Sant’Angelo dei Lombardi, Montesarchio e Castellabate, tre splendidi comuni uno dei quali questa sera avrà un compito speciale: rappresentare la Calabria nella finalissima del programma “Il borgo dei borghi”, in onda su Rai Tre. Cerchiamo di scoprire tutto su questi paradisi del sud Italia, a cominciare da Sant’Angelo dei Lombardi. Sant’Angelo dei Lombardi, borgo della provincia di Avellino, divenne tristemente noto durante il terremoto dell’Irpinia che devastò la zona nel 1980. Il borgo ha origini antiche ed il suo centro storico ha mantenuto, almeno in parte, il suo aspetto dell’epoca medievale. Uno dei monumenti più interessanti è il Castello Medievale che si trova in uno dei punti più alti del borgo e fu eretto nel X° secolo e successivamente ampliato a partire dal 1100 e fino al 1300, per essere poi restaurato in maniera integrale dopo il terremoto. I lavori di restauro hanno permesso di scoprire anche una pavimentazione sottostante e una chiesa antica. Nel borgo si trova anche una Cattedrale di epoca normanna nella quale si possono ammirare elementi architettonici e decorativi come sepolcri “gentilizi” ed opera d’arti di ottimo livello come il Sarcofago di Nicola Cecere e statue di vari santi realizzate utilizzando marmo e legno. Un altro monumento molto interessante è l’Abbazia del Goleto, eretta nel XIIesimo secolo in onore di San Guglielmo, oggi in gran parte in rovina e senza copertura e che viene utilizzata in occasione di eventi sia culturali che musicali.

IL BORGO DEI BORGHI, MONTESARCHIO

Montesarchio, in provincia di Benevento è un borgo caratterizzato da uno splendido panorama, situato su una collina sopra la quale si trovano la Torre ed il Castello, mentre l’abitato “fascia” quasi completamente la collina stessa. Il castello fu eretto inizialmente dai longobardi e successivamente rimaneggiato nel corso degli anni così da presentare ancora oggi una grande varietà di elementi architettonici tipici delle dominazioni che si sono susseguite. La torre è caratterizzata da una forma a “mandorla”, inventata dall’architetto che lo ristrutturò alla fine del XVesimo secolo, Francesco di Giorgio Martini. La torre in origine era il punto di maggiore forza della cinta muraria di Montesarchio. Nel borgo trovano monumenti importanti come il Santuario della SS. Trinità, con una statua che rappresenta proprio il mistero della Trinità, l’abbazia di San Nicola, che fu eretta nel XIIiesimo secolo ed al cui interno si trova una statua del santo, il palazzo comunale, che in origine aveva ospitato un convento francescano, la Chiesa di San Francesco con due facciate, la seconda delle quali è attribuita al Vanvitelli, e il convento delle Clarisse. Molto interessante, in piazza Umberto I° è Palazzo D’Avalos, di epoca seicentesca e con una cappella dedicata a San Leone Magno ed alla Madonna della Purità, della quale conserva anche una immagine realizzata in rame, insieme ad una immagine del Cristo.

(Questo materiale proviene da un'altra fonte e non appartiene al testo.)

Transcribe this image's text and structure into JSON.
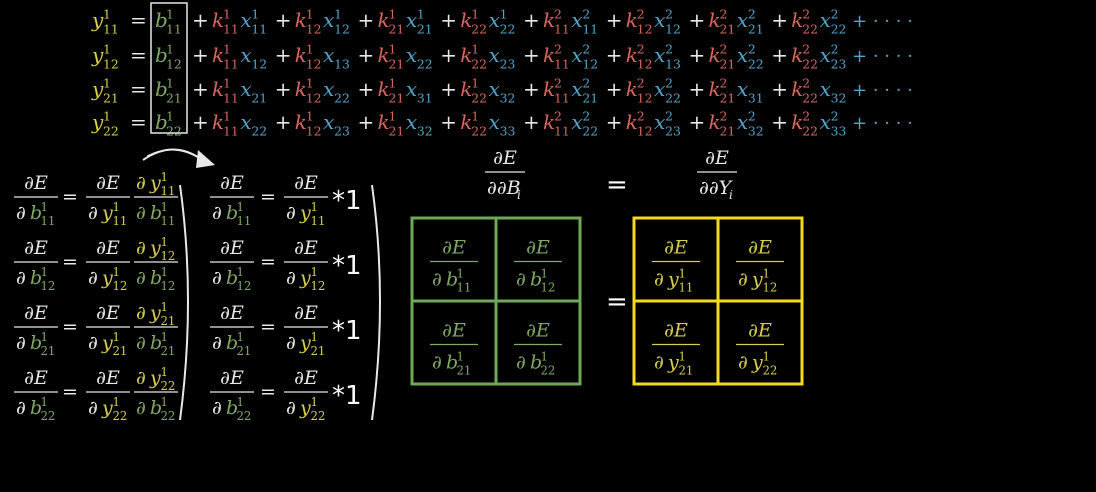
{
  "colors": {
    "background": "#000000",
    "y_yellow": "#d8cc4a",
    "b_green": "#7eaa62",
    "k_red": "#d9665b",
    "x_blue": "#4fa4c9",
    "white": "#e8e8e8",
    "grid_green": "#6fa85a",
    "grid_yellow": "#f2da1f"
  },
  "expansion": {
    "rows": [
      {
        "y": "y",
        "ysub": "11",
        "ysup": "1",
        "b": "b",
        "bsub": "11",
        "bsup": "1",
        "terms": [
          [
            "1",
            "11",
            "x",
            "11",
            "1"
          ],
          [
            "1",
            "12",
            "x",
            "12",
            "1"
          ],
          [
            "1",
            "21",
            "x",
            "21",
            "1"
          ],
          [
            "1",
            "22",
            "x",
            "22",
            "1"
          ],
          [
            "2",
            "11",
            "x",
            "11",
            "2"
          ],
          [
            "2",
            "12",
            "x",
            "12",
            "2"
          ],
          [
            "2",
            "21",
            "x",
            "21",
            "2"
          ],
          [
            "2",
            "22",
            "x",
            "22",
            "2"
          ]
        ]
      },
      {
        "y": "y",
        "ysub": "12",
        "ysup": "1",
        "b": "b",
        "bsub": "12",
        "bsup": "1",
        "terms": [
          [
            "1",
            "11",
            "x",
            "12",
            ""
          ],
          [
            "1",
            "12",
            "x",
            "13",
            ""
          ],
          [
            "1",
            "21",
            "x",
            "22",
            ""
          ],
          [
            "1",
            "22",
            "x",
            "23",
            ""
          ],
          [
            "2",
            "11",
            "x",
            "12",
            "2"
          ],
          [
            "2",
            "12",
            "x",
            "13",
            "2"
          ],
          [
            "2",
            "21",
            "x",
            "22",
            "2"
          ],
          [
            "2",
            "22",
            "x",
            "23",
            "2"
          ]
        ]
      },
      {
        "y": "y",
        "ysub": "21",
        "ysup": "1",
        "b": "b",
        "bsub": "21",
        "bsup": "1",
        "terms": [
          [
            "1",
            "11",
            "x",
            "21",
            ""
          ],
          [
            "1",
            "12",
            "x",
            "22",
            ""
          ],
          [
            "1",
            "21",
            "x",
            "31",
            ""
          ],
          [
            "1",
            "22",
            "x",
            "32",
            ""
          ],
          [
            "2",
            "11",
            "x",
            "21",
            "2"
          ],
          [
            "2",
            "12",
            "x",
            "22",
            "2"
          ],
          [
            "2",
            "21",
            "x",
            "31",
            ""
          ],
          [
            "2",
            "22",
            "x",
            "32",
            ""
          ]
        ]
      },
      {
        "y": "y",
        "ysub": "22",
        "ysup": "1",
        "b": "b",
        "bsub": "22",
        "bsup": "1",
        "terms": [
          [
            "1",
            "11",
            "x",
            "22",
            ""
          ],
          [
            "1",
            "12",
            "x",
            "23",
            ""
          ],
          [
            "1",
            "21",
            "x",
            "32",
            ""
          ],
          [
            "1",
            "22",
            "x",
            "33",
            ""
          ],
          [
            "2",
            "11",
            "x",
            "22",
            "2"
          ],
          [
            "2",
            "12",
            "x",
            "23",
            "2"
          ],
          [
            "2",
            "21",
            "x",
            "32",
            "2"
          ],
          [
            "2",
            "22",
            "x",
            "33",
            "2"
          ]
        ]
      }
    ],
    "ellipsis": "+ · · · ·"
  },
  "chain_rule": {
    "indices": [
      "11",
      "12",
      "21",
      "22"
    ],
    "numerator": "∂E",
    "sup": "1",
    "times_one": "*1"
  },
  "matrix_eq": {
    "lhs_num": "∂E",
    "lhs_den": "∂B",
    "lhs_den_sub": "i",
    "equals": "=",
    "rhs_num": "∂E",
    "rhs_den": "∂Y",
    "rhs_den_sub": "i",
    "cells": [
      "11",
      "12",
      "21",
      "22"
    ],
    "sup": "1"
  }
}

IL BORGO DEI BORGHI, CASTELLABATE

Castellabate, borgo che si trova nel territorio del “Parco Nazionale del Cilento e Vallo di Diano”, in provincia di Salerno, fa parte della lista dei “patrimoni dell’Umanità” dell’Unesco. Castellabate racchiude al suo interno beni naturali ed artistici e conserva intatta la struttura di epoca medievale grazie alla presenza di vicoletti, stradine, brevi gradinate, archi, slarghi e palazzi, con molte abitazioni caratterizzate dal colore grigio della pietra con la quale sono state costruite. Il territorio di Castellabate, un tempo paludoso, venne bonificato e destinato a varie coltivazioni, oltre e il borgo si arricchì di chiese, giardini e palazzi. Due ville molto interessanti, villa Matarazzo e villa Principe di Piemonte, si trovano alle due estremità del borgo, e tramite delle stradine comunicano con la piazza centrale di forma rettangolare. Nel borgo si trova una fortezza, costruita per scopi difensivi, e nelle sue vicinanze la Basilica dedicata a Santa Maria de Giulia, con una facciata di epoca cinquecentesca e una torre campanaria suddivisa in 4 piani. La Basilica presenta tre navate interne con alcune opere d’arte interessanti come un dipinto trecentesco nel quale è raffigurato San Michele Arcangelo, di autore anonimo, ed opere di Pavanino da Palermo tra le quali un Polittico. Una visita interessante è anche quella alla piccola chiesa che si trova di fronte alla Basilica, detta Chiesa del Rosario, eretta nel ‘500 con affreschi ed un altare in marmo al suo interno.